Apple recently acquired British start-up AI Music. This company is engaged in music that adapts to your mood by measuring your heart rate. In this article iPhoned everything about the acquisition and what Apple might do with it in the future.
AI Music generates music linked to your heart rate
Apple has added another new start-up to the family. ‘AI Music’ has been working since 2016 to automatically generate dynamic royalty-free music via artificial intelligence. The most striking part of this start-up is the ‘Infinite Music Engine’. This software listens to your heartbeat and transfers it to beats per minute (BPM). The system then links the right music to your energy level or to your stress level, for example.
What is possible with this AI technology?

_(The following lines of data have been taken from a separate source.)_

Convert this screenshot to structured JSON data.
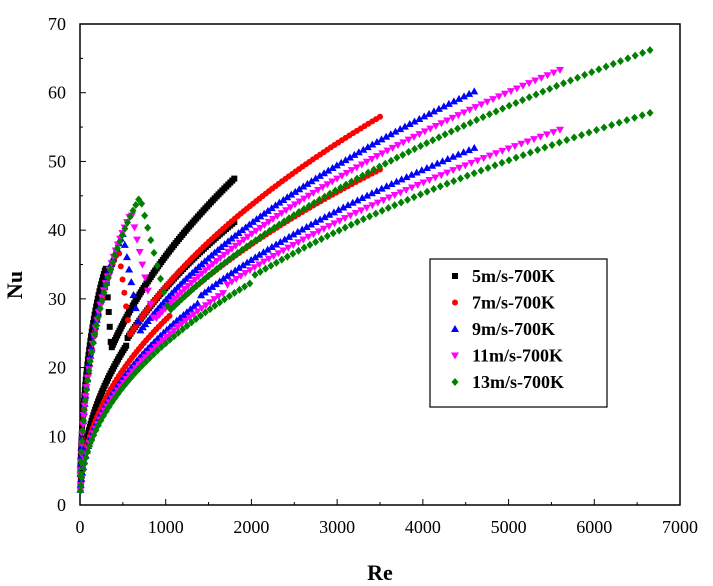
{
  "chart_data": {
    "type": "scatter",
    "xlabel": "Re",
    "ylabel": "Nu",
    "xlim": [
      0,
      7000
    ],
    "ylim": [
      0,
      70
    ],
    "x_ticks": [
      0,
      1000,
      2000,
      3000,
      4000,
      5000,
      6000,
      7000
    ],
    "y_ticks": [
      0,
      10,
      20,
      30,
      40,
      50,
      60,
      70
    ],
    "grid": false,
    "legend_position": "center-right",
    "series": [
      {
        "name": "5m/s-700K",
        "color": "#000000",
        "marker": "square",
        "peak_re": 300,
        "peak_nu": 34.5,
        "max_re": 1800,
        "max_nu": 47.5,
        "x": [
          20,
          80,
          150,
          220,
          300,
          400,
          500,
          600,
          700,
          900,
          1200,
          1500,
          1800
        ],
        "y": [
          3,
          15,
          26,
          32,
          34.5,
          34,
          31,
          28,
          30,
          35,
          40,
          44,
          47.5
        ]
      },
      {
        "name": "7m/s-700K",
        "color": "#ff0000",
        "marker": "circle",
        "peak_re": 450,
        "peak_nu": 37.2,
        "max_re": 3500,
        "max_nu": 56.5,
        "x": [
          20,
          100,
          200,
          300,
          450,
          600,
          800,
          1200,
          2000,
          3000,
          3500
        ],
        "y": [
          3,
          14,
          27,
          34,
          37.2,
          36,
          33,
          39,
          47,
          53.5,
          56.5
        ]
      },
      {
        "name": "9m/s-700K",
        "color": "#0000ff",
        "marker": "triangle-up",
        "peak_re": 500,
        "peak_nu": 39.5,
        "max_re": 4600,
        "max_nu": 60.2,
        "x": [
          20,
          100,
          250,
          400,
          500,
          700,
          1000,
          1600,
          2500,
          3600,
          4600
        ],
        "y": [
          3,
          12,
          27,
          37,
          39.5,
          38,
          37,
          42,
          49.5,
          55.5,
          60.2
        ]
      },
      {
        "name": "11m/s-700K",
        "color": "#ff00ff",
        "marker": "triangle-down",
        "peak_re": 600,
        "peak_nu": 42.5,
        "max_re": 5600,
        "max_nu": 63.3,
        "x": [
          20,
          120,
          300,
          450,
          600,
          800,
          1200,
          2000,
          3000,
          4300,
          5600
        ],
        "y": [
          3,
          11,
          27,
          38,
          42.5,
          41.5,
          40,
          45.5,
          52,
          58,
          63.3
        ]
      },
      {
        "name": "13m/s-700K",
        "color": "#008000",
        "marker": "diamond",
        "peak_re": 700,
        "peak_nu": 44.8,
        "max_re": 6650,
        "max_nu": 66.2,
        "x": [
          20,
          150,
          350,
          550,
          700,
          900,
          1400,
          2300,
          3500,
          5000,
          6650
        ],
        "y": [
          3,
          11,
          28,
          39,
          44.8,
          42.5,
          41.5,
          47.5,
          54,
          60,
          66.2
        ]
      }
    ]
  }
}
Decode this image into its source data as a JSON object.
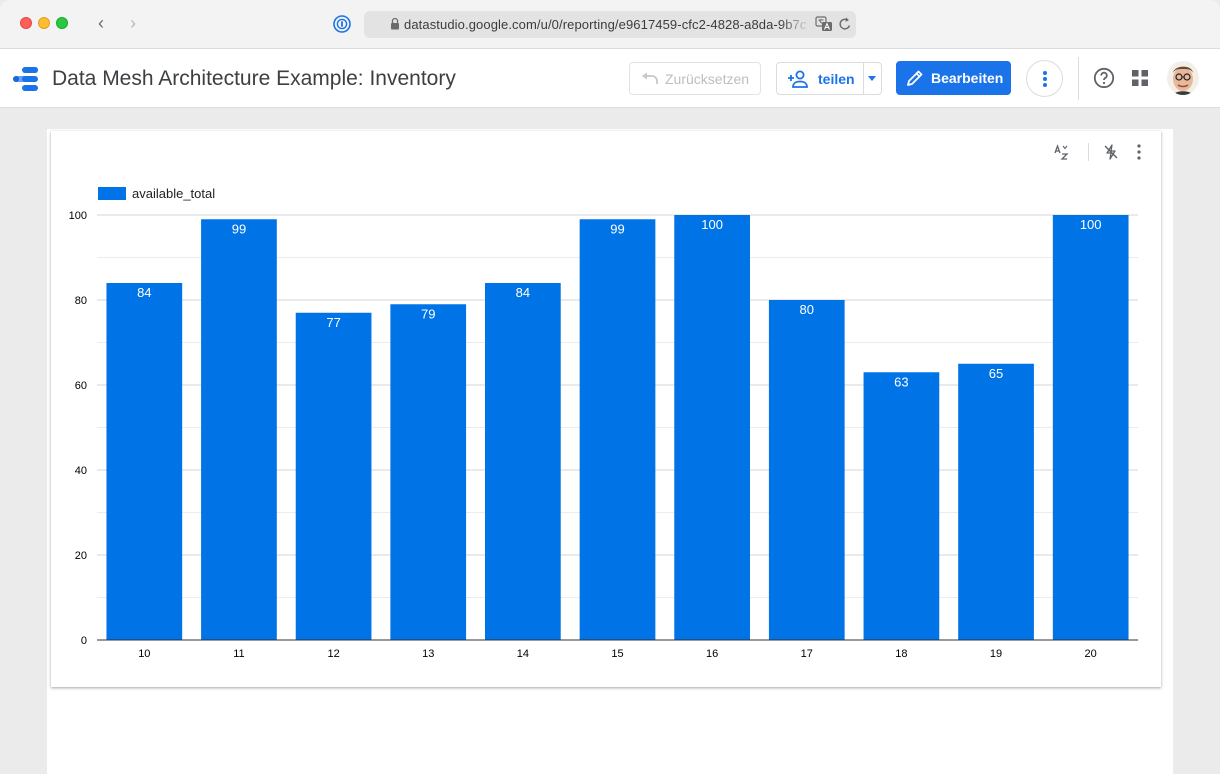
{
  "browser": {
    "url": "datastudio.google.com/u/0/reporting/e9617459-cfc2-4828-a8da-9b7c"
  },
  "header": {
    "title": "Data Mesh Architecture Example: Inventory",
    "reset_label": "Zurücksetzen",
    "share_label": "teilen",
    "edit_label": "Bearbeiten"
  },
  "colors": {
    "accent": "#1a73e8",
    "bar": "#0073e6"
  },
  "icons": {
    "browser": [
      "back-icon",
      "forward-icon",
      "password-manager-icon",
      "lock-icon",
      "translate-icon",
      "reload-icon"
    ],
    "header": [
      "data-studio-logo",
      "undo-icon",
      "add-person-icon",
      "dropdown-caret-icon",
      "pencil-icon",
      "more-vert-icon",
      "help-icon",
      "apps-grid-icon",
      "avatar"
    ],
    "chart": [
      "sort-icon",
      "drill-off-icon",
      "more-vert-icon"
    ]
  },
  "chart_data": {
    "type": "bar",
    "categories": [
      "10",
      "11",
      "12",
      "13",
      "14",
      "15",
      "16",
      "17",
      "18",
      "19",
      "20"
    ],
    "series": [
      {
        "name": "available_total",
        "values": [
          84,
          99,
          77,
          79,
          84,
          99,
          100,
          80,
          63,
          65,
          100
        ]
      }
    ],
    "ylim": [
      0,
      100
    ],
    "yticks": [
      0,
      20,
      40,
      60,
      80,
      100
    ],
    "gridlines": "horizontal",
    "legend": "top-left",
    "data_labels": true
  }
}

The start-up originally focused on two groups with this heart rate technology: marketers and athletes. The former uses this technology to link sound advertisements to your mood. As a result, an advertisement after a podcast, for example, no longer comes across as too loud. The fitness market, which already uses the heart rate monitor to exercise more consciously, is also a good match for this software. Think of an integration with apps such as Apple Fitness, which automatically links the music to your interest rate.
Hikers, for example, also benefit from this. You’ll never run out of time again if your tempo matches the music on your headphones exactly. This means you always march down the street with your own ‘groovy’ pass.
A futuristic application
‘AI Music’ is not only concerned with combining the heart rate monitor with a music tempo. Also the so-calledpersonalized remixing‘ is an interesting, but controversial, technology for Apple’s apps. It is supposed to generate custom music, but in reality it transforms an existing song into a different tempo or genre or completely new song. The style of the song is then automatically linked to your heart rate. A possible futuristic application is that you hear your favorite song in the morning as a quiet folk song. When you cycle back from work, the same song is in a punk mood with heavier guitars.
However, this poses many copyright problems. Moreover, the music industry is just recovering from the disastrous download era under Napster and µTorrent. The question is therefore whether musicians lend their music at all to eventually be replaced by a creative robot.
A slightly less theoretical-philosophical application of AI Music’s software is generating background music for Apple Photos slideshows. The generated music is also useful for simple games that require a different soundtrack at different times. For example, you are in hyperfocus during a solo game of Call Of Duty, or you play the same game very relaxed with your friends.
What is Apple’s next step with AI Music?
Apple will most likely integrate AI Music into Apple Music. The company more often makes acquisitions of which we only see the effect years later. We are therefore curious where we can actually find the technology. Most streaming services have been looking for the most seamless listening experience for their users for some time now and Apple seems to be taking the next big step with this. Where competitor Spotify is completely relying on algorithmic playlists, Apple Music seems to be focusing more on creating a ‘soundtrack of your life’ with this acquisition. Apple recently acquired the classical music service Primephonic.